THOSE WE LOVE BUT SEE NO LONGER
Bereavement comes to us all, eventually, but every experience is unique. Our personalities vary and our relationships are different. This reinforces another truth: there is no proper way to grieve; there is only your way. That cannot be said often enough. No-one should feel guilty or be made to feel guilty for how the grief works its way through them. Some people cry lots, others hardly at all. Some feel little and not always because the loss has made them numb; others are hypersensitive to every word and gesture around them. Some need as much space as they can get; others throw themselves into work again as a way of coping.
No-one should feel bad because they see others grieve another way. It is the glory and the diversity of the human race that we express ourselves differently.
But there are common themes all the same. There is often a strange vulnerability where you feel undefended and exposed; instead of stability there is an emotional earthquake that shakes all you enjoyed in life until it collapses. There is unfiltered anger, where self-control is loosened. There can be guilt over what was done or left undone with the departed. There is physical exhaustion because grief is unbelievably tiring and made worse by sleeplessness. When there is sleep, it is often accompanied by dreams of yearning, where the deceased appears, offering you hope they are alive before the hope evaporates like breath on a cold day. And there are re-negotiated family relationships among those left behind.

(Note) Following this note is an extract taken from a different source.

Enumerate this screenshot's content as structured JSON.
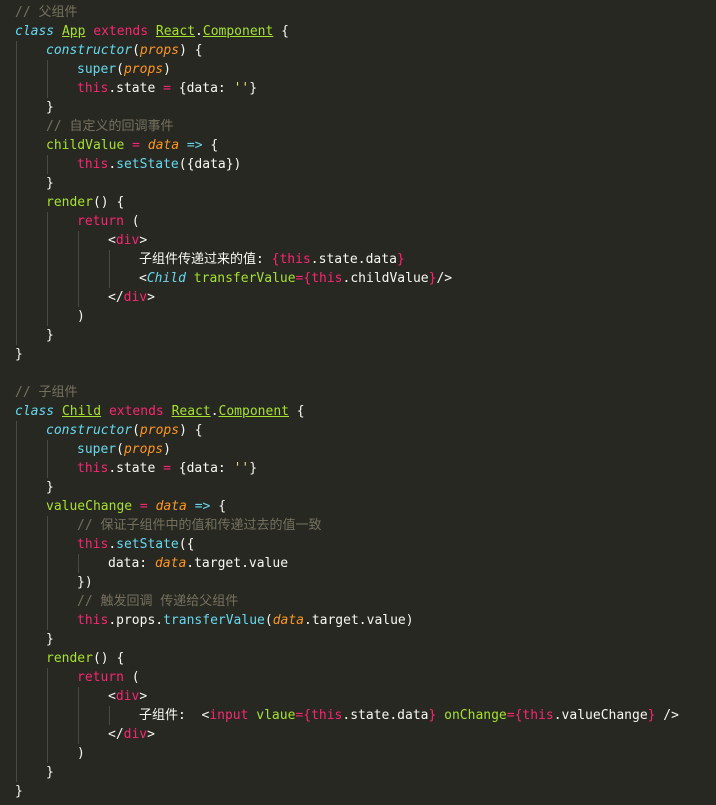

This last point is frequently overlooked by outsiders and not anticipated by the family itself. Grievances can spill over; money gets in the way; or people clash over funeral plans. Without the glue the deceased offered, relatives start to rub up against one another. These can cause almost as much distress as the bereavement itself. But there is another side. Deaths can sometimes heal fractures between relatives, forming new alliances that once seemed unlikely.
Though there are many ways of showing grief, our culture gives us little time or space to work it through. Employees are given only a few days leave to process monumental losses; the clear message that being productive is more important than taking compassionate leave. Too many workplaces treat bereavement like a drive through McDonalds, where you don’t turn the engine off. We are embarrassed by death, because we don’t know what to say to others, not realising the first duty is to listen to a bereaved person, not to tell them how they are feeling. And we are disturbed by death because it reminds us of our own destiny – both to experience bereavement in time and to die ourselves one day. It is understandable we are unsettled, because death is the single biggest challenge we are confronted by in life. We just don’t want to think about it until we have to. And even when we have to, we find wriggle room. As Woody Allen once said: it’s not that I’m afraid of dying; it’s just that I don’t want to be there when it happens.
All these are reasons why this kind of service is so vital for our emotional and spiritual health. It dignifies the grief we feel, giving us a ritual and a space in which to mourn. Grief is a deeply isolating experience. Coming together is the human way of coping with a foe.
This service is also an encouragement to talk about those we loved. It’s said that you shouldn’t speak ill of the dead. At times we are made to feel like we shouldn’t speak of the dead at all. Yet they remain a fundamental part of who we are; by speaking generously of them we bestow honour. And we affirm our own lives. Is there anyone here who hopes no-one will speak about them again when they are gone?
In our world, we measure and value observable stuff but the things that really matter can’t be calculated. Nothing is more important than a human soul and the relationships it makes in life. The poem Do not stand at my grave and weep poetically describes how we meet with the deceased in glinting snow and ripened grain. It offers romantic solace to those who yearn so longingly. Yet it misses something profound. If we feel we see the deceased in the autumn rain and the morning hush, how much more expressively do we see them in the family they left behind. It was only when we all discovered Zoom in lockdown that I looked in amazement at my facial expressions in conversation for the first time and realised how like my mum I am. We are all proud of the legacy of the ones we loved, and we bear their imprint. Not just in appearance, but in the kindly ways they shaped our character.
And the third thing this service does is to give us the time to reflect on spiritual hope. Once again, the surrounding world cuts us little slack. Adults often criticise younger generations for creating cancel cultures, but we have long lived with a cancel culture round what happens after death. It is hard to imagine a more important question than this, especially when you consider what men like Jesus and Paul had to say about it, but we suppress conversation round it instead.
The Bible reading we heard from Isaiah 61 says God will give to those who grieve ‘a garland instead of ashes, the oil of gladness instead of mourning’. He is not trying to coerce us into a happiness we do not feel, but offering us a hope that cannot be crushed. Death is our mortal enemy, but faith shows us it has been defeated. There is a resurrection ahead of us and we are encouraged to see it in very earthy, recognisable ways, not floating on clouds dressed in white with nothing to do. It is said we will bring our glory into this world to come. There is life to come and relationships to be re-made. And we speak of them today when we honour those we love but see no longer – at least, not yet.